Since 2002 the church's canteen has been operated by members of the Secular Franciscan Order, a branch of which has been based out of the parish since spring of 1999.
Tanatarov's successors were parish priest Fr. Arthur Surovsky (since 2006) and parish priest Fr. Voicheck Stasevich (since August 2008).
The church has successfully developed a Sunday School (with the aid of pious nuns), a library, theatre, museum, spiritual music band, and various groups, including spiritual culture groups.
For charitable work in the community, the parish of the Annunciation of the Blessed Virgin Mary founded the Roman Catholic mission Caritas Spes Sumy, which acts as a branch of the All-Ukrainian Roman Catholic religious mission Caritas Spes Ukraina.
On February 6, 2008, and April 15, 2008, websites were created for the mission and parish under the titles Caritas Spes Sumy and Ave Maria to elucidate their activities. To support this aim, the parish publishes a bulletin named "Ave!" on the church's history and parish life. On September 29, 2008, the websites were closed by a decision of the new parish administration. Soon after, the parish began a new website, title To the Glory of Jesus Christ.
On January 15, 2009, the author of the former websites Caritas Spes Sumy and Ave Maria created a website for the Sumian Historical Web Society under the title Ave Maria to elucidate different historical subjects, including the history of religion and the church.
The history of the Church of the Annunciation of the Blessed Virgin Mary in Sumy depicts an example of the persecution of the Roman Catholic Church in the Soviet Union.
Likewise, the Church of the Immaculate Conception of the Virgin Mary in Romny underwent a similar test. For a short period after the 1917–1923 Russian civil war, the church, in Romanesque architectural style, was confiscated. The chapel was subject to total destruction. Nothing remains of its existence but a strip of ruined wall, which in the past joined the chapel to the temple. The church was used for other purposes for decades (the Ministry of Education turned it over to the disposal of the polytechnic secondary school, which was housed on the premises.)
The parish could be content with very little–open-air services were conducted by a priest who came from Sumy, across the street in the courtyard which belonged to a married couple who had become parishioners. To return the church to the ownership of the Holy See was a difficult task. However, Fr. Stanislav Tanatarov, appointed to Sumy in September 1999, always considered it possible, and at a special conference convened in Romny he proclaimed his aspiration to reconsecrate the church. He initially succeeded in reclaiming the church's first floor and then the ground floor, the minister's house, and other edifices.
The Church of Our Lady of Fatima, third in the Roman Catholic Deanery of Sumy, has come a long way before a new Roman Catholic church was constructed in 2005 in Konotop in modern style and consecrated.

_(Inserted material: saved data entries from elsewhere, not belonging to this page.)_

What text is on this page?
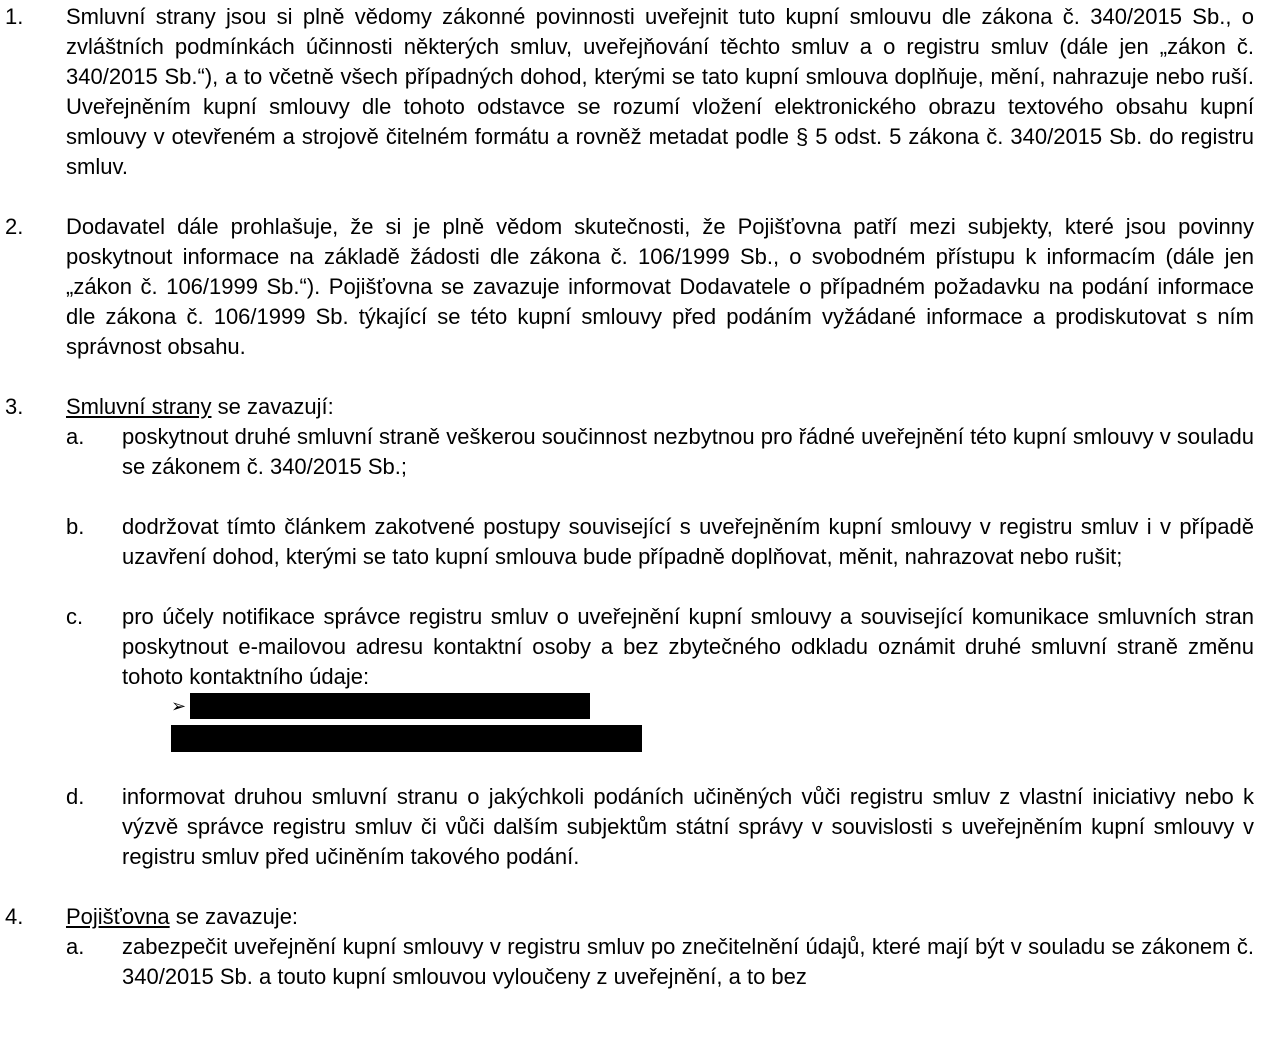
1. Smluvní strany jsou si plně vědomy zákonné povinnosti uveřejnit tuto kupní smlouvu dle zákona č. 340/2015 Sb., o zvláštních podmínkách účinnosti některých smluv, uveřejňování těchto smluv a o registru smluv (dále jen „zákon č. 340/2015 Sb.“), a to včetně všech případných dohod, kterými se tato kupní smlouva doplňuje, mění, nahrazuje nebo ruší. Uveřejněním kupní smlouvy dle tohoto odstavce se rozumí vložení elektronického obrazu textového obsahu kupní smlouvy v otevřeném a strojově čitelném formátu a rovněž metadat podle § 5 odst. 5 zákona č. 340/2015 Sb. do registru smluv.
2. Dodavatel dále prohlašuje, že si je plně vědom skutečnosti, že Pojišťovna patří mezi subjekty, které jsou povinny poskytnout informace na základě žádosti dle zákona č. 106/1999 Sb., o svobodném přístupu k informacím (dále jen „zákon č. 106/1999 Sb.“). Pojišťovna se zavazuje informovat Dodavatele o případném požadavku na podání informace dle zákona č. 106/1999 Sb. týkající se této kupní smlouvy před podáním vyžádané informace a prodiskutovat s ním správnost obsahu.
3. Smluvní strany se zavazují:
a. poskytnout druhé smluvní straně veškerou součinnost nezbytnou pro řádné uveřejnění této kupní smlouvy v souladu se zákonem č. 340/2015 Sb.;
b. dodržovat tímto článkem zakotvené postupy související s uveřejněním kupní smlouvy v registru smluv i v případě uzavření dohod, kterými se tato kupní smlouva bude případně doplňovat, měnit, nahrazovat nebo rušit;
c. pro účely notifikace správce registru smluv o uveřejnění kupní smlouvy a související komunikace smluvních stran poskytnout e-mailovou adresu kontaktní osoby a bez zbytečného odkladu oznámit druhé smluvní straně změnu tohoto kontaktního údaje:
➢
d. informovat druhou smluvní stranu o jakýchkoli podáních učiněných vůči registru smluv z vlastní iniciativy nebo k výzvě správce registru smluv či vůči dalším subjektům státní správy v souvislosti s uveřejněním kupní smlouvy v registru smluv před učiněním takového podání.
4. Pojišťovna se zavazuje:
a. zabezpečit uveřejnění kupní smlouvy v registru smluv po znečitelnění údajů, které mají být v souladu se zákonem č. 340/2015 Sb. a touto kupní smlouvou vyloučeny z uveřejnění, a to bez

Called Seven Winds by the local inhabitants, it is one of the town's sights owing to Jeff Woolthy, a young member of the Holy Apostles parish in Colorado Springs, USA. He made the donation to the Church of Our Lady of Fatima in memory of his prematurely deceased wife. The parish priest of Konotop is Fr. Zbignev.
The center of the fourth parish, a chapel named in honour of St. Joseph, is currently located in a private home in Shostka. Its parish priest is Fr. Thomas.